Qui sème le vent récolte la tempête
Le bilan, dressé sans effort comme n’importe quel lecteur peut se le représenter, devra être littéralement désolant : à semer le vent, on récolte la tempête. Ou, nous abstenant de toute métaphore, l’inconsistance théorique d’une bonne partie de ces lieux communs n’a pas résisté à l’épreuve de la confrontation avec la réalité. On connaît déjà la fin du film : des politiciens opportunistes ayant aussi peu de scrupules que de bagage intellectuel, prêts à jeter par-dessus bord toute idée susceptible de perturber leurs calculs électoraux les plus myopes, se sont chargés du reste. Ils se sont engagés dans une bataille perdue d’avance, et maintenant c’est à nous de supporter l’obscénité du spectacle des recalés de celle-ci (en réalité, des tocards) aidés de la majorité présidentielle en peur panique qui non seulement reprochent à ceux qui ont su passer le cap de vouloir faire respirer la démocratie, ne leur laissent même pas la consolation de penser que la raison morale est de leur côté. Telle est la voracité du monstre dans le ventre duquel nous habitons.

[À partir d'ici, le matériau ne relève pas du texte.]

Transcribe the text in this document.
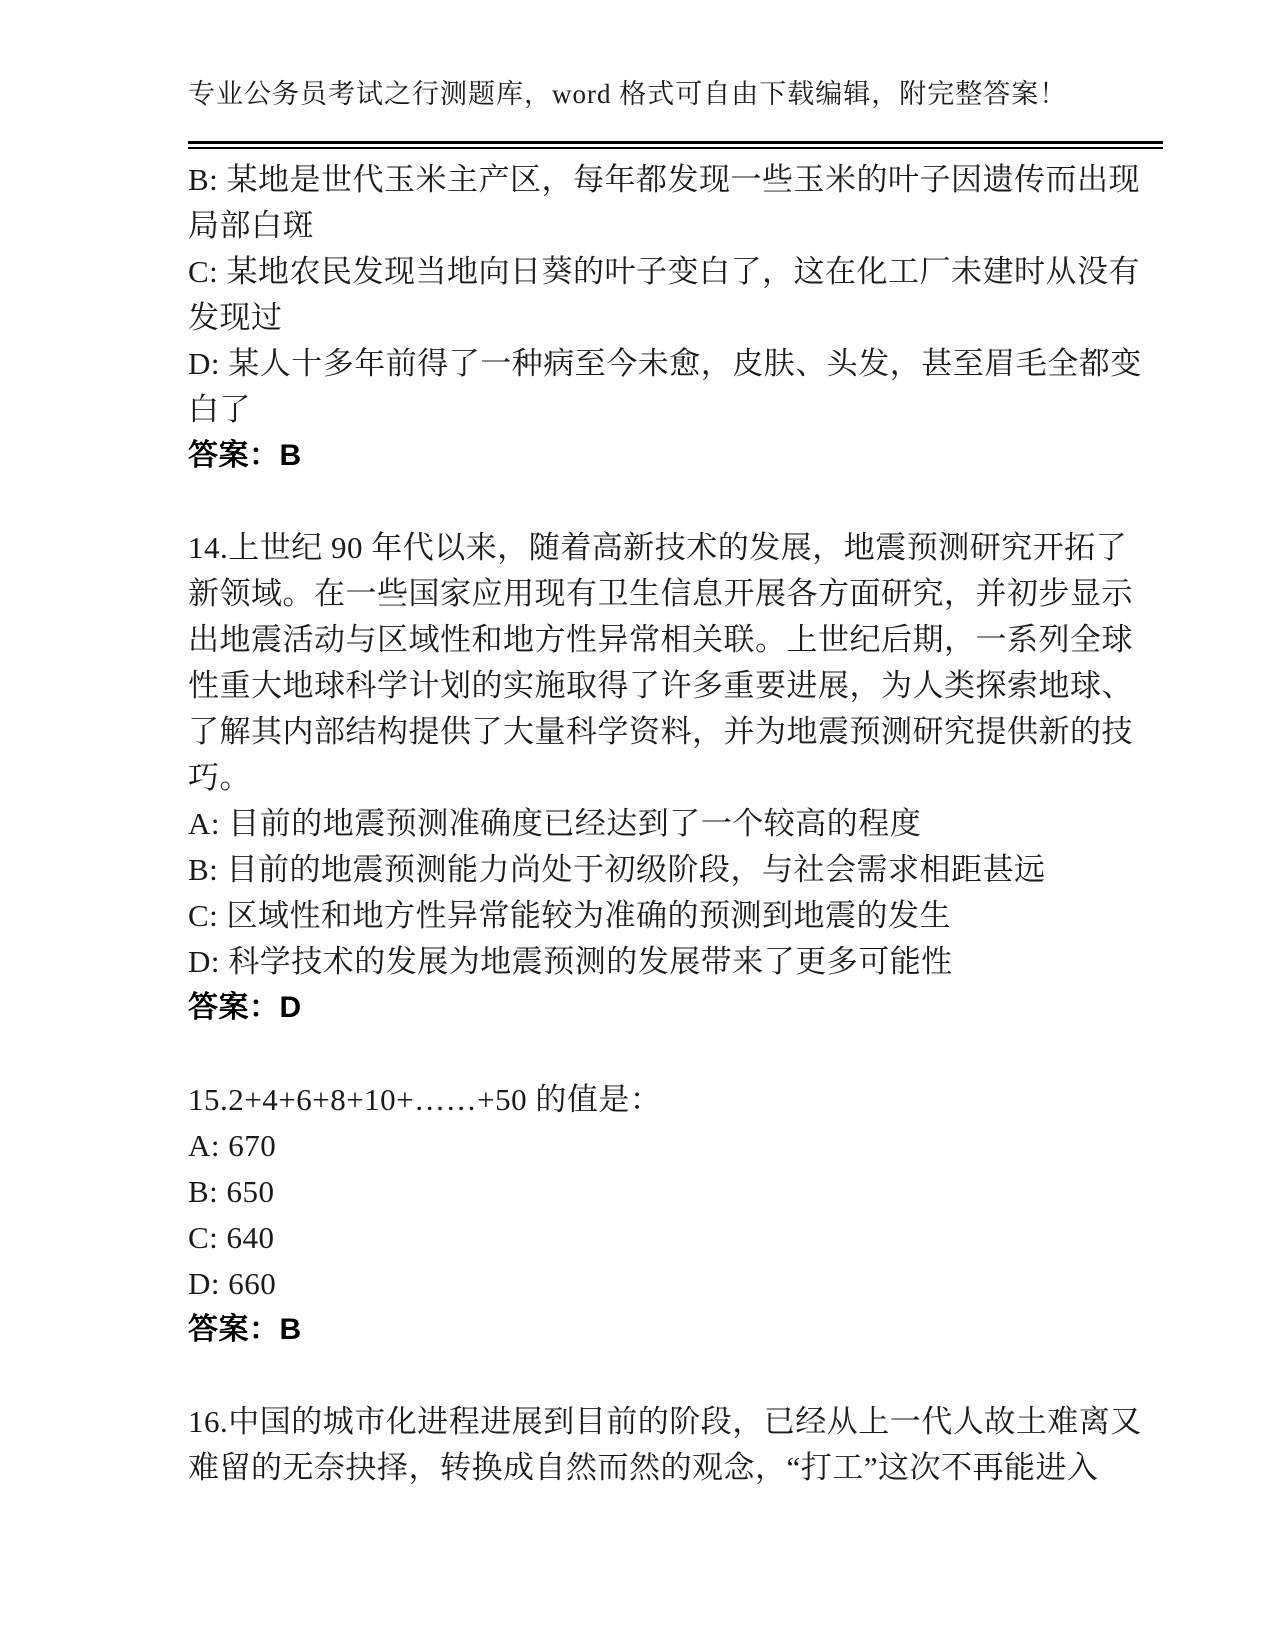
专业公务员考试之行测题库，word 格式可自由下载编辑，附完整答案！
B: 某地是世代玉米主产区，每年都发现一些玉米的叶子因遗传而出现
局部白斑
C: 某地农民发现当地向日葵的叶子变白了，这在化工厂未建时从没有
发现过
D: 某人十多年前得了一种病至今未愈，皮肤、头发，甚至眉毛全都变
白了
答案：B
14.上世纪 90 年代以来，随着高新技术的发展，地震预测研究开拓了
新领域。在一些国家应用现有卫生信息开展各方面研究，并初步显示
出地震活动与区域性和地方性异常相关联。上世纪后期，一系列全球
性重大地球科学计划的实施取得了许多重要进展，为人类探索地球、
了解其内部结构提供了大量科学资料，并为地震预测研究提供新的技
巧。
A: 目前的地震预测准确度已经达到了一个较高的程度
B: 目前的地震预测能力尚处于初级阶段，与社会需求相距甚远
C: 区域性和地方性异常能较为准确的预测到地震的发生
D: 科学技术的发展为地震预测的发展带来了更多可能性
答案：D
15.2+4+6+8+10+……+50 的值是：
A: 670
B: 650
C: 640
D: 660
答案：B
16.中国的城市化进程进展到目前的阶段，已经从上一代人故土难离又
难留的无奈抉择，转换成自然而然的观念，“打工”这次不再能进入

Pour nous consoler, essayons de croire qu'il y a certainement des bienfaits au négatif et à cette déliquescence savamment orchestrée.
Il y a évidemment une sagesse du malheur et de l'adversité. Être résilient, c'est savoir l'admettre, savoir s'en nourrir et essayer de s'en instruire et se forcer même d'y survivre, et puis aussi se battre contre elle.
Le temps est compté pour faire dérailler cet engrenage fatal par une véritable politique de reddition des comptes et d'assainissement des mœurs politiques. Plus que jamais, il s’agit de retrouver l’usage de ces mots oubliés depuis l'avènement de la Mackysie : éthique, paix et concorde.